Getting out and about taking photographs brings me into contact with some interesting characters.

At the weekend I was about to take some shots of a building that used to be an old filling station on U.S. 90, when two guys, who had been parked in a battered red pickup truck, drove up and asked what I was doing.

Canon 40D and Zeiss Planar T* ZE 1,4/50. ©Calvin Palmer 2011. All Rights Reserved.

They were rough and ready in their appearance and looked like extras from the film Deliverance but my English accent seemed to diffuse any suspicions they may have had and we got talking.

You could have knocked me down with a feather when the driver, who later introduced himself as Tom, started waxing lyrical about the BBC series Doctor Who and said Tom Baker was his favourite Doctor Who of all time. I don’t know whether the shared forename might have influenced his choice. The conversation then turned to the comedy series Coupling. Tom it turned out was a great fan of the BBC and British comedy in the mould of people like Ricky Gervais.

He much prefers the cleverness and dry wit of British humour to its American counterpart, although he conceded that not everybody in America gets the British style of comedy.

I said that American humour places a greater emphasis on visual gags, while British humour’s strength is its subtlety and the clever use of words.

He and Raymond, the other guy in the cab, were originally from Indianapolis and moved to Jacksonville about a year ago. They are engaged in the scrap car business.

The mention of Indianapolis quickly brought the Indianapolis Colts and Peyton Manning into the conversation, a subject more in keeping with a couple of average American Joes. Needless to say both Tom and Raymond were big fans of the Colts.

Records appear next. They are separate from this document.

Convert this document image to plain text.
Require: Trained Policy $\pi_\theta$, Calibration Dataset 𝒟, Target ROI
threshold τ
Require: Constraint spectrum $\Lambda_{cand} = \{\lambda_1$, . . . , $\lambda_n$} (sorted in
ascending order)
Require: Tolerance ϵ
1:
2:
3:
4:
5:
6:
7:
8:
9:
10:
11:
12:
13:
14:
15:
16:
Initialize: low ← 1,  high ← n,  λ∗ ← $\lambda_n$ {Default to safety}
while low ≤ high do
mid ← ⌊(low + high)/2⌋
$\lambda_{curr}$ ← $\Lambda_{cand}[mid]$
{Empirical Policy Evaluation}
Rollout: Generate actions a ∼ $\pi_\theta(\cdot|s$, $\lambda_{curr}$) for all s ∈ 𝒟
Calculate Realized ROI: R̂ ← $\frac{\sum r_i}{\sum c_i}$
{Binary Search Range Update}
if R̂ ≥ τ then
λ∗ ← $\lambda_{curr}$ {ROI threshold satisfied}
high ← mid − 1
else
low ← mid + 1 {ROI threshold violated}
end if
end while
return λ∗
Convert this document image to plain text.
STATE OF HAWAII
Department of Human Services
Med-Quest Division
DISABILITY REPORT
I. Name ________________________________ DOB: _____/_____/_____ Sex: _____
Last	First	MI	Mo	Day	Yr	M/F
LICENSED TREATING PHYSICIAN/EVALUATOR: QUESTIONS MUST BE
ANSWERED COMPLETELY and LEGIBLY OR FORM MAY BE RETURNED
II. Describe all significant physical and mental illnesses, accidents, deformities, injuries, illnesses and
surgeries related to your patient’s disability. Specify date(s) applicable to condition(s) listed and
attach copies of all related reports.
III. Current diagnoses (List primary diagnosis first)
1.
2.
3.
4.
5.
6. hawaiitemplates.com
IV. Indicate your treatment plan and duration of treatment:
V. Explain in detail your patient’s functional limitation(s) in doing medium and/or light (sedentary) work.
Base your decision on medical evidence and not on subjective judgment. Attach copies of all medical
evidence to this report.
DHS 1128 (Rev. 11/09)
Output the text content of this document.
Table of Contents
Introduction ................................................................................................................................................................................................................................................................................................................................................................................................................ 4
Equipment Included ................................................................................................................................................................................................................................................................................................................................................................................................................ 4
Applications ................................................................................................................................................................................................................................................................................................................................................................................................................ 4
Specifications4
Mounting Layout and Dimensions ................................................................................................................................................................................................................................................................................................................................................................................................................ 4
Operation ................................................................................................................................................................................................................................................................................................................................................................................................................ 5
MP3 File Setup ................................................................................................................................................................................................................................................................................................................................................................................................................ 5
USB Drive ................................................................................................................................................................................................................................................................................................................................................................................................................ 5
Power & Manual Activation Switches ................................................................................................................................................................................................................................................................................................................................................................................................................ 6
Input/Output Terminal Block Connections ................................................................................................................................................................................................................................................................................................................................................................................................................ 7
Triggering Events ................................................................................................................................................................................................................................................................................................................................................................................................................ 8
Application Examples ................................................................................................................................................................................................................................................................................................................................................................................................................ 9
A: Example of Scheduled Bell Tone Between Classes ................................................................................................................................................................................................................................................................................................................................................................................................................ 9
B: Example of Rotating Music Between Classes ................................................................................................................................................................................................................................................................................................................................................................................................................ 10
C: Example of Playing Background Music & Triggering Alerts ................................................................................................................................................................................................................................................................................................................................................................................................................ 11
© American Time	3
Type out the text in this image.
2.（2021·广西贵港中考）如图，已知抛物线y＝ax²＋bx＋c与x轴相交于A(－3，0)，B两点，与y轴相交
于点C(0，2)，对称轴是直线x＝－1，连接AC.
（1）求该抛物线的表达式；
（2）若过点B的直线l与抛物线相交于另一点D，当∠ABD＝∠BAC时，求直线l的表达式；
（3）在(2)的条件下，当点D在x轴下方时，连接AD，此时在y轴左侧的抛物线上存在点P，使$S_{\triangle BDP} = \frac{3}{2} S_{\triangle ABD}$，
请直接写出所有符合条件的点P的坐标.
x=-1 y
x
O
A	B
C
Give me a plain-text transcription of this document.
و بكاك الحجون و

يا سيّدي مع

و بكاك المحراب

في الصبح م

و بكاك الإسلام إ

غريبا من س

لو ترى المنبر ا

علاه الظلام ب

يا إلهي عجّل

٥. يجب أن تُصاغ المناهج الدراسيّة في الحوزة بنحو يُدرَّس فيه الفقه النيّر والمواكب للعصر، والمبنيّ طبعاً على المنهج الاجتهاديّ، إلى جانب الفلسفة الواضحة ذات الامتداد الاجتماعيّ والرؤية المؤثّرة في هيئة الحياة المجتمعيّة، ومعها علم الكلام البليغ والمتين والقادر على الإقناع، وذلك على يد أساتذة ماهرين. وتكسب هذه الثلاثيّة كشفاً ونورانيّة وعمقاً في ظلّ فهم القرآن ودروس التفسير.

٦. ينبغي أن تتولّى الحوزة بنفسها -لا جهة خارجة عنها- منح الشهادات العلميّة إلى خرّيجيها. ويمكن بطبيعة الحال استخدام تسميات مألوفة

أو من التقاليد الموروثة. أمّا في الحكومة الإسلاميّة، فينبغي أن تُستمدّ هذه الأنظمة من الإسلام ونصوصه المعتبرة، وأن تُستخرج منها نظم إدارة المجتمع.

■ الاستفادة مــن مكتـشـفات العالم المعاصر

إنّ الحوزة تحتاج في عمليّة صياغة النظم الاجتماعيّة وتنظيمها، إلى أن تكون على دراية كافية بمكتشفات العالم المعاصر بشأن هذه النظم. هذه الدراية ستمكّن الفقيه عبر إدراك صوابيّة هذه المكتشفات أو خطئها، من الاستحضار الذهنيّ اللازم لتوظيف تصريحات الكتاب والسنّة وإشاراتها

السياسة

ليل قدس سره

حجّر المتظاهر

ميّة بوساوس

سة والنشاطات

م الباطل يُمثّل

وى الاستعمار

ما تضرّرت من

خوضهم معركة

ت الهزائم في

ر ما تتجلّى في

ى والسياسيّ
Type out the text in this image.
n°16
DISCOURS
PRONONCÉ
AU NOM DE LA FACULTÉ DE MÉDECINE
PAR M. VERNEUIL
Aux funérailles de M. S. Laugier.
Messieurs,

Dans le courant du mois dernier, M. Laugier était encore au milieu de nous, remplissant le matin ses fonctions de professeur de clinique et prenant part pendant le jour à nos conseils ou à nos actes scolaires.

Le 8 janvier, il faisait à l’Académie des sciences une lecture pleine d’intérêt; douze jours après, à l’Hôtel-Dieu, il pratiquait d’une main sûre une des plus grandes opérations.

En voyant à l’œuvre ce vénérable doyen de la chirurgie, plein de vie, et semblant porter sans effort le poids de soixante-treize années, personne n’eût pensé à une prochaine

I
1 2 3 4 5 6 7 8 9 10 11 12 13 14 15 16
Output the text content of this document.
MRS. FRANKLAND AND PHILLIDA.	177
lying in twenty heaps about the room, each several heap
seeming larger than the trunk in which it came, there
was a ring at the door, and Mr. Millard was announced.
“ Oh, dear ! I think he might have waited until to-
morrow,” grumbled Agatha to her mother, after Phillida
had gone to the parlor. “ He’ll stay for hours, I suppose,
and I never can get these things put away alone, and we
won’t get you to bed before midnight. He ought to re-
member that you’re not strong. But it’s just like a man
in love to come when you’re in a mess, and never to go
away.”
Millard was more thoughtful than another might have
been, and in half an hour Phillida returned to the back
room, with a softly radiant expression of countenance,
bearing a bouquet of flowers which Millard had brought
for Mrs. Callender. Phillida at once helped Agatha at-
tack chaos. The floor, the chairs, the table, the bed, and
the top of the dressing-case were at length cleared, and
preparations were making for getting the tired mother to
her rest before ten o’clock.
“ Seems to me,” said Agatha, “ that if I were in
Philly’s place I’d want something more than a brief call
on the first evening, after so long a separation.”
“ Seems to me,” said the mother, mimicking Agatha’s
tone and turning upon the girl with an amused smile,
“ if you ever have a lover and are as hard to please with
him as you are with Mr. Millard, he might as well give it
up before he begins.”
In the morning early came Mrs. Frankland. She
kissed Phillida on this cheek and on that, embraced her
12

Tom told me he had bought his wife an Indianapolis blanket that he was going to attach to a frame and hang on the wall. Raymond jokingly said he might spray Jacksonville Jaguars all over it.

I said to Raymond: “You like hospital food then?”

Tom laughed, turned to Raymond and said: “That’s British humour.”

After about an hour we shook hands, parted company and I got down to the business of taking photographs of the building and U.S. 90.

The encounter with Tom and Raymond proved once again that outward appearances can so often be deceptive. You should never judge a book by its cover.